The other 38 players had not been concussed but had whacked their heads with regularity, their helmets recording a total of 19,128 impacts, some slight and others packing a wallop.
When the researchers next compared the scans and the helmet data, they saw a disconcerting pattern. Most of the players’ midbrains were subtly different. The area’s white matter, which is the tissue that connects neurons, was slightly less healthy now, the scans showed.
“There was a kind of fraying” of the tissue, Dr. Hirad says.
And the players whose heads had absorbed the most hits, especially if those hits involved slightly off-center impacts and head rotations, showed the greatest disruption inside their midbrain’s white matter.
For all of them, Dr. Mahon says, these brain injuries “were clinically silent,” causing no symptoms.
The researchers next scanned the brains of 28 athletes who had been diagnosed with a recent concussion, to check whether the subconcussive brain changes mimicked those seen in these players and found the same pattern of slight disintegration in their midbrains’ white matter.
Taken together, the scans and helmet data suggest that head impacts from sports can injure brain tissue, whether they result in a concussion or not, Dr. Hirad says.
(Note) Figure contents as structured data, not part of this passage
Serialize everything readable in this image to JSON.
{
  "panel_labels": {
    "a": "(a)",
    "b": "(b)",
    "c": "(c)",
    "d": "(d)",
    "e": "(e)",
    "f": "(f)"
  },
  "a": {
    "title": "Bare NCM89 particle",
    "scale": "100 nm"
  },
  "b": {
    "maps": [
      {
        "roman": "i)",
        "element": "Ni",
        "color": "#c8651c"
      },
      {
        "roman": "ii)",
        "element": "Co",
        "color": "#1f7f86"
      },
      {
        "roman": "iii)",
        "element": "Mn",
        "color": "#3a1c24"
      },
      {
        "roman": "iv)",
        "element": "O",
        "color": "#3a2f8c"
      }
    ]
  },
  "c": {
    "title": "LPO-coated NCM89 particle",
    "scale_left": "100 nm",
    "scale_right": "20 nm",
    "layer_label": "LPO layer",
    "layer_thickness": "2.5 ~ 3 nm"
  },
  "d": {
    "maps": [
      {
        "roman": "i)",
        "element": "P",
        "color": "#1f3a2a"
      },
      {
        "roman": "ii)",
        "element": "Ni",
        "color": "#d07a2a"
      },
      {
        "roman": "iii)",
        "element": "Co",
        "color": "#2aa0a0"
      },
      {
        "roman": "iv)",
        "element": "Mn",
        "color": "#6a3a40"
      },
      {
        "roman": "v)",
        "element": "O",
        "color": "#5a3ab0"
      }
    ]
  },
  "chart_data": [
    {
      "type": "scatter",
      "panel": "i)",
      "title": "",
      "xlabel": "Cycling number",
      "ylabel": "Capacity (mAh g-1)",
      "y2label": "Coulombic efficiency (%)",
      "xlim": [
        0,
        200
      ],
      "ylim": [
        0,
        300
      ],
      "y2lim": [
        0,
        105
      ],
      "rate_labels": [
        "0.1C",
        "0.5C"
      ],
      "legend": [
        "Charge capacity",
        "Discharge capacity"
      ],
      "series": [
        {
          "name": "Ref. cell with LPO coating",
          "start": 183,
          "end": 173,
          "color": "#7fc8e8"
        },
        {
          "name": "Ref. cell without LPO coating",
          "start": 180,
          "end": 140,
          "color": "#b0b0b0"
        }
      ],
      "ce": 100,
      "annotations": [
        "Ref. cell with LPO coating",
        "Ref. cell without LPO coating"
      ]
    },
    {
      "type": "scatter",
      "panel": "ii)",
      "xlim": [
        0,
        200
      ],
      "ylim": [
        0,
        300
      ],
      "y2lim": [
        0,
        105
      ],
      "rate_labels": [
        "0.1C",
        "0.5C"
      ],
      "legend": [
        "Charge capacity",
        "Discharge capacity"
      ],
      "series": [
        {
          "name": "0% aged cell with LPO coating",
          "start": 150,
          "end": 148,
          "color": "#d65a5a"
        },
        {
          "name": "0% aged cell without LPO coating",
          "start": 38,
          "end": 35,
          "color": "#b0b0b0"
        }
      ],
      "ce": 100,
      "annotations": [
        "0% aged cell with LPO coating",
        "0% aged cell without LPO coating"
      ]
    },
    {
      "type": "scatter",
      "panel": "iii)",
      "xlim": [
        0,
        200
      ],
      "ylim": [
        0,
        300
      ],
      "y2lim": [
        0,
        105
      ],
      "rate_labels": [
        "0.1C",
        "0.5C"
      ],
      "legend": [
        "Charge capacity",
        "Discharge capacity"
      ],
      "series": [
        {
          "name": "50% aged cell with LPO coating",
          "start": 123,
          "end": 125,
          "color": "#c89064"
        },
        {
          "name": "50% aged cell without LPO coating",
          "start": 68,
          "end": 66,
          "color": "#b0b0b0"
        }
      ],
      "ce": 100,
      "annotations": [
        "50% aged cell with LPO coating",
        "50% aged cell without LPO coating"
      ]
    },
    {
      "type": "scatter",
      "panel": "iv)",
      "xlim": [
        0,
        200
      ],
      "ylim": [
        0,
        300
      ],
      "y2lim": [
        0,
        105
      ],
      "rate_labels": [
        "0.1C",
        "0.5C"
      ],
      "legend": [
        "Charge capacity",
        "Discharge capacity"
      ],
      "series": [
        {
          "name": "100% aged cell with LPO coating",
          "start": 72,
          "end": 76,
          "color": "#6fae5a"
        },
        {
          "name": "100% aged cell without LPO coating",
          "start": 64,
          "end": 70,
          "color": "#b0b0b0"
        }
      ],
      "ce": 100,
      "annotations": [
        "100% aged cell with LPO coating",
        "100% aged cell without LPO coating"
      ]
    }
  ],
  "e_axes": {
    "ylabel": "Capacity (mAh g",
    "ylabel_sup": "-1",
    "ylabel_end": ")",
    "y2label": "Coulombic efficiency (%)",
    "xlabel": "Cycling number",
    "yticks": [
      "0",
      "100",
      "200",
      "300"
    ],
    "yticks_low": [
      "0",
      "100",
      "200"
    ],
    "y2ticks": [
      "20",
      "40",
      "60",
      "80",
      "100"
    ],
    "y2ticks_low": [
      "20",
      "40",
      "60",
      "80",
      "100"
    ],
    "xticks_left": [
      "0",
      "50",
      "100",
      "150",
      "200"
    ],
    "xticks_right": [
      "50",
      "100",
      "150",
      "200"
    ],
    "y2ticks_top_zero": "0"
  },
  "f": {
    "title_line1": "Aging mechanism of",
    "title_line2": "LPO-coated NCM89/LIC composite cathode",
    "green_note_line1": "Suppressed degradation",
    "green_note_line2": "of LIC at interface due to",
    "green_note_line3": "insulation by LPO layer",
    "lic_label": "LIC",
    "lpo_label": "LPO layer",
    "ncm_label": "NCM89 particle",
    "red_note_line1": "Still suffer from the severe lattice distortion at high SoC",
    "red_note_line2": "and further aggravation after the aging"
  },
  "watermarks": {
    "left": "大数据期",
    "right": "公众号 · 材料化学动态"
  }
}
The researchers did not test players’ thinking or motor skills, though, so they do not know if the midbrain changes affected the young men’s bodies and minds. None of them seemed to be experiencing unusual academic difficulties, Dr. Hirad says.
The researchers also did not re-scan the men’s brains, to see if their white matter later returned to normal. Presumably there would be some healing, Dr. Mahon says, since collegiate athletes have completed many football seasons, and the scans did not show ragged midbrains before the season, only afterward.
The scientists plan to study those issues in coming experiments. They also are soliciting crowdsourced data from any sports teams that use accelerometer-equipped helmets, Dr. Mahon says. The data can be uploaded to his lab’s new Open Brain Project and will be used to help scientists begin to better understand just what happens when athletes’ heads are shaken during play.